Daniel Maldini, il gol all’Atalanta: la batosta nel momento più bello

Il gol all’Atalanta dagli undici metri, quello dell’1-2 che ha deciso la partita lanciando il Cagliari nelle zone più nobili della classifica, era arrivato nel momento giusto. Non c’era bisogno di parlare di suo padre, del Milan, della maglia numero 3 e dei trofei che hanno trasformato il cognome Maldini in qualcosa di leggendario. Per una sera bastava Daniel. Il ragazzo di 24 anni che aveva segnato un gol decisivo in Serie A. Il secondo di fila dopo quello contro il Lecce.

A volerlo in rossoblù è stato Fabio Pisacane, che in tempi non sospetti lo aveva definito un “talento cristallino”. Un allenatore che sa come valorizzare i giovani, come dimostrano anche i casi di Palestra e Romano. Poi l’incidente all’alba, nella notte tra sabato e domenica a Milano, poche ore dopo la partita della svolta. Secondo le prime ricostruzioni, lo scontro tra la sua Porsche e una Volkswagen Golf sarebbe avvenuto dopo una mancata precedenza.

Maldini positivo al pre-test per sostanze stupefacenti: cosa rischia

L’alcoltest ha rilevato valori di 0,91 e 0,89 g/l, superiori al limite di 0,5 previsto dalla legge, con il conseguente ritiro della patente e la denuncia per guida in stato di ebbrezza. Sul fronte delle sostanze stupefacenti, invece, la situazione è ancora da chiarire: il primo test avrebbe dato esito positivo, ma saranno gli esami tossicologici sul sangue a stabilire se quella presenza verrà effettivamente confermata.
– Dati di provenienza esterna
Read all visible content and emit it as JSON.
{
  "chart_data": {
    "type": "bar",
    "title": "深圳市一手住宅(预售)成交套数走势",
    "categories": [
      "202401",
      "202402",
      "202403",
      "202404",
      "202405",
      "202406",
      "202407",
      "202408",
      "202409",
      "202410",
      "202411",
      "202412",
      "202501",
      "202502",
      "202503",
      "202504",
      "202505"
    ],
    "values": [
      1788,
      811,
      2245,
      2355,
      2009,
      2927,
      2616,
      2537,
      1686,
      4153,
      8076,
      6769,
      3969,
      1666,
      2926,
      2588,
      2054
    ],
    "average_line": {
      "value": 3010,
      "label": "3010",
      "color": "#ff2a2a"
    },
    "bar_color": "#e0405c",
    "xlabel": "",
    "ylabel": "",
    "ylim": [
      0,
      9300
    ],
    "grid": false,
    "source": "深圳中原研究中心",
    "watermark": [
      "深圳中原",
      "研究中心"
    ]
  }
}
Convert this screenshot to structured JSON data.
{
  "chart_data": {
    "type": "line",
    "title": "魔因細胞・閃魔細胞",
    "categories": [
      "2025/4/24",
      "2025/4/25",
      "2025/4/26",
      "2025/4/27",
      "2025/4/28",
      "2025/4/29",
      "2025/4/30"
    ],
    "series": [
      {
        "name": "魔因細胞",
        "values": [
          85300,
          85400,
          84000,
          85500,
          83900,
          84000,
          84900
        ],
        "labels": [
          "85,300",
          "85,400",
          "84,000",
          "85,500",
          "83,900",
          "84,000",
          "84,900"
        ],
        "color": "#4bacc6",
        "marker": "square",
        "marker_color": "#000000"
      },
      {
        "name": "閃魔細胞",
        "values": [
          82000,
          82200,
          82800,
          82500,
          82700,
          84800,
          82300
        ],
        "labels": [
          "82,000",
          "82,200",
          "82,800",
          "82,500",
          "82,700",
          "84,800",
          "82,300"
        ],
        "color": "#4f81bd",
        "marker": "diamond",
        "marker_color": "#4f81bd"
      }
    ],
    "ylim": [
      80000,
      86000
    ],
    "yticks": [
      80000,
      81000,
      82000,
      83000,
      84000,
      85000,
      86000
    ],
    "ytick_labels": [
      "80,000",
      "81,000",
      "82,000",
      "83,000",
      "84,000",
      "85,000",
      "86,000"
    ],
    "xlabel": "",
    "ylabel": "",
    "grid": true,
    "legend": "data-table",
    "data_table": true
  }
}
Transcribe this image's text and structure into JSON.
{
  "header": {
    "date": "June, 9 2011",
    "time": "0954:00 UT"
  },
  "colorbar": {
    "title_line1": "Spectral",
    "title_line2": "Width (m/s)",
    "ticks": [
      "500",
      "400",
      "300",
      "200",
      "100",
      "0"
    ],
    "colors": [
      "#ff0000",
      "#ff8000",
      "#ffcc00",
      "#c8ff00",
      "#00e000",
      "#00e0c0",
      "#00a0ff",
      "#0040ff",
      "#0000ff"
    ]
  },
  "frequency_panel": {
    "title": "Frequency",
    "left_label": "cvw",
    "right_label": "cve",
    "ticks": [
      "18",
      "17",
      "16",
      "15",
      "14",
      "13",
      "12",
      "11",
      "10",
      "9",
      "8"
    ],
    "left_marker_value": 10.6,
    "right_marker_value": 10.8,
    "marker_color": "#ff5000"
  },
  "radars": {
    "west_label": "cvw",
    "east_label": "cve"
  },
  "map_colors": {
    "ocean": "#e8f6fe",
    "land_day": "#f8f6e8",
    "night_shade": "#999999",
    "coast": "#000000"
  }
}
Solo a quel punto potranno essere valutate le eventuali ulteriori conseguenze. Proprio nel momento in cui aveva iniziato a ritrovare continuità e fiducia dopo una stagione complicata, tanto da tornare a essere un nome seguito in chiave azzurra, Maldini rischia di perdere la Nazionale. Al momento, invece, il Cagliari non ha ancora adottato alcun provvedimento. Ma c’è un aspetto che va oltre questa storia e riguarda Daniel da quando ha cominciato a giocare a calcio: quanto è difficile essere se stessi quando tuo padre è stato uno dei difensori italiani più forti di tutti i tempi?

Quanto è difficile essere figlio di una delle più grandi leggende del calcio

Paolo Maldini è stato una bandiera del Milan, un’icona della Nazionale, l’uomo a cui Malagò si era inizialmente rivolto per rifondare il calcio italiano. E prima di lui c’era stato Cesare. Una famiglia che ha attraversato generazioni di calcio e che ha trasformato il nome Maldini in una parte della storia del nostro sport. Daniel è cresciuto con le pressioni di un cognome tanto illustre quanto pesante. Perché, giocoforza, il confronto diventa inevitabile. L’attaccante non è né il primo né l’ultimo dei figli d’arte. Il caso più emblematico è quello di Diego Maradona Jr, che dalle giovanili del Genoa è passato al reality show Campioni: popolarità immediata, ma anche – per sua stessa ammissione – la sua condanna.

Ci ha provato anche Cristian Totti, ma dopo l’ultima esperienza all’Olbia in Serie D ha deciso di ritirarsi a 19 anni. “Essere il figlio di Totti ha inciso nelle valutazioni, c’era troppa pressione”, ha rivelato il suo allenatore Marco Amelia. Federico Chiesa, che ha vinto un Europeo da protagonista nel 2021, sembrava destinato a una carriera da grande protagonista come papà Enrico. Ma tra infortuni e scelte complicate è uscito dal giro della Nazionale e a Liverpool ha avuto finora un ruolo marginale. Storie diverse, carriere diverse, ma con un unico comune denominatore: il figlio di una leggenda eredita un cognome e anche le aspettative che quel cognome porta con sé.